Do Nurses at Skld Leonard Stick Around?

SKLD Leonard has a staff turnover rate of 51%, which is about average for Michigan nursing homes (state average: 46%). Moderate turnover is common in nursing homes, but families should still ask about staff tenure and how the facility maintains care continuity when employees leave.

Was Skld Leonard Ever Fined?

SKLD Leonard has been fined $4,196 across 2 penalty actions. This is below the Michigan average of $33,121. While any fine indicates a compliance issue, fines under $50,000 are relatively common and typically reflect isolated problems that were subsequently corrected. Families should ask what specific issues led to these fines and confirm they've been resolved.
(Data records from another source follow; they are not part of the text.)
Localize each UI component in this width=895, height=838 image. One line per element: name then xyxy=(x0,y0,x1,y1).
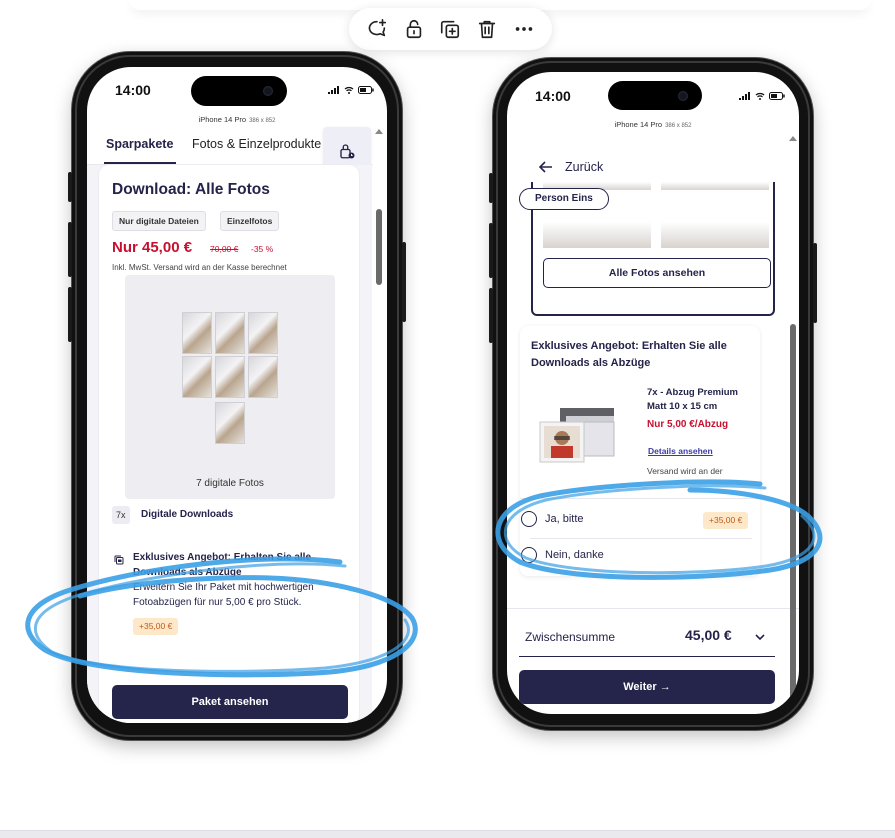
more-icon[interactable] xyxy=(511,16,537,42)
right-phone-frame: 14:00 iPhone 14 Pro 386 x 852 Zurück Alle… xyxy=(489,58,817,730)
right-phone-screen: 14:00 iPhone 14 Pro 386 x 852 Zurück Alle… xyxy=(507,72,799,714)
unlock-icon[interactable] xyxy=(401,16,427,42)
trash-icon[interactable] xyxy=(474,16,500,42)
photo-thumbnail xyxy=(216,403,244,443)
prints-icon xyxy=(114,555,124,565)
offer-price-badge: +35,00 € xyxy=(133,618,179,635)
divider xyxy=(530,538,752,539)
tab-fotos-einzelprodukte[interactable]: Fotos & Einzelprodukte xyxy=(192,137,321,151)
tab-sparpakete[interactable]: Sparpakete xyxy=(106,137,173,151)
divider xyxy=(507,608,799,609)
divider xyxy=(520,498,760,499)
person-filter-pill[interactable]: Person Eins xyxy=(519,188,609,210)
arrow-left-icon xyxy=(539,161,552,173)
status-icons xyxy=(739,92,785,100)
scroll-up-arrow[interactable] xyxy=(375,129,383,134)
photo-thumbnail xyxy=(183,357,211,397)
chevron-down-icon[interactable] xyxy=(755,634,765,641)
option-yes[interactable]: Ja, bitte xyxy=(521,511,584,527)
left-phone-screen: 14:00 iPhone 14 Pro 386 x 852 Sparpakete … xyxy=(87,67,387,723)
photo-thumbnail xyxy=(216,357,244,397)
qty-chip: 7x xyxy=(112,506,130,524)
gallery-image xyxy=(543,222,651,248)
phone-side-button xyxy=(489,288,493,343)
option-no[interactable]: Nein, danke xyxy=(521,547,604,563)
view-all-photos-button[interactable]: Alle Fotos ansehen xyxy=(543,258,771,288)
discount-label: -35 % xyxy=(251,244,274,254)
phone-side-button xyxy=(489,223,493,278)
signal-icon xyxy=(739,92,750,100)
option-yes-badge: +35,00 € xyxy=(703,512,749,529)
photo-preview: 7 digitale Fotos xyxy=(125,275,335,499)
continue-button[interactable]: Weiter → xyxy=(519,670,775,704)
dynamic-island xyxy=(191,76,287,106)
left-phone-frame: 14:00 iPhone 14 Pro 386 x 852 Sparpakete … xyxy=(68,52,406,740)
duplicate-icon[interactable] xyxy=(437,16,463,42)
wifi-icon xyxy=(755,92,765,100)
battery-icon xyxy=(358,86,374,94)
product-title: 7x - Abzug Premium Matt 10 x 15 cm xyxy=(647,387,738,412)
lock-clock-icon xyxy=(340,144,355,159)
phone-side-button xyxy=(813,243,817,323)
prints-stack-image xyxy=(539,408,615,463)
details-link[interactable]: Details ansehen xyxy=(648,446,713,456)
phone-side-button xyxy=(68,222,72,277)
offer-description: Erweitern Sie Ihr Paket mit hochwertigen… xyxy=(133,582,314,608)
radio-yes[interactable] xyxy=(521,511,537,527)
offer-title: Exklusives Angebot: Erhalten Sie alle Do… xyxy=(133,552,312,578)
preview-caption: 7 digitale Fotos xyxy=(196,478,264,489)
upsell-title: Exklusives Angebot: Erhalten Sie alle Do… xyxy=(531,340,727,369)
dynamic-island xyxy=(608,81,702,110)
photo-thumbnail xyxy=(216,313,244,353)
chip-digital-files: Nur digitale Dateien xyxy=(112,211,206,231)
active-tab-underline xyxy=(104,162,176,164)
back-label: Zurück xyxy=(565,160,604,174)
phone-side-button xyxy=(68,172,72,202)
status-time: 14:00 xyxy=(115,82,151,98)
status-time: 14:00 xyxy=(535,88,571,104)
scrollbar-thumb[interactable] xyxy=(790,324,796,704)
signal-icon xyxy=(328,86,339,94)
battery-icon xyxy=(769,92,785,100)
scrollbar-thumb[interactable] xyxy=(376,209,382,285)
device-model-label: iPhone 14 Pro 386 x 852 xyxy=(198,115,276,124)
wifi-icon xyxy=(344,86,354,94)
tax-note: Inkl. MwSt. Versand wird an der Kasse be… xyxy=(112,263,287,272)
photo-thumbnail xyxy=(249,357,277,397)
bottom-panel-strip xyxy=(0,830,895,838)
phone-side-button xyxy=(402,242,406,322)
option-yes-label: Ja, bitte xyxy=(545,513,584,525)
device-model-label: iPhone 14 Pro 386 x 852 xyxy=(614,120,692,129)
package-card: Download: Alle Fotos Nur digitale Dateie… xyxy=(99,165,359,723)
back-button[interactable]: Zurück xyxy=(539,160,603,174)
option-no-label: Nein, danke xyxy=(545,549,604,561)
package-price: Nur 45,00 € xyxy=(112,239,193,256)
comment-add-icon[interactable] xyxy=(364,16,390,42)
package-title: Download: Alle Fotos xyxy=(112,181,270,198)
stage: 14:00 iPhone 14 Pro 386 x 852 Sparpakete … xyxy=(0,0,895,838)
product-price: Nur 5,00 €/Abzug xyxy=(647,419,729,430)
photo-thumbnail xyxy=(249,313,277,353)
phone-side-button xyxy=(68,287,72,342)
phone-side-button xyxy=(489,173,493,203)
old-price: 70,00 € xyxy=(210,244,239,254)
photo-thumbnail xyxy=(183,313,211,353)
scroll-up-arrow[interactable] xyxy=(789,136,797,141)
divider xyxy=(519,656,775,657)
status-icons xyxy=(328,86,374,94)
upsell-offer-card: Exklusives Angebot: Erhalten Sie alle Do… xyxy=(520,326,760,576)
chip-single-photos: Einzelfotos xyxy=(220,211,280,231)
floating-toolbar xyxy=(349,8,552,50)
gallery-image xyxy=(661,182,769,190)
subtotal-value: 45,00 € xyxy=(685,627,732,643)
view-package-button[interactable]: Paket ansehen xyxy=(112,685,348,719)
gallery-image xyxy=(661,222,769,248)
downloads-label: Digitale Downloads xyxy=(141,509,234,520)
subtotal-label: Zwischensumme xyxy=(525,630,616,644)
radio-no[interactable] xyxy=(521,547,537,563)
shipping-note: Versand wird an der xyxy=(647,466,723,476)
Is Skld Leonard on Any Federal Watch List?

SKLD Leonard is not on any federal watch list. The most significant is the Special Focus Facility (SFF) program, which identifies the bottom 1% of nursing homes nationally based on persistent, serious quality problems. Not being on this list means the facility has avoided the pattern of deficiencies that triggers enhanced federal oversight. This is a positive indicator, though families should still review the facility's inspection history directly.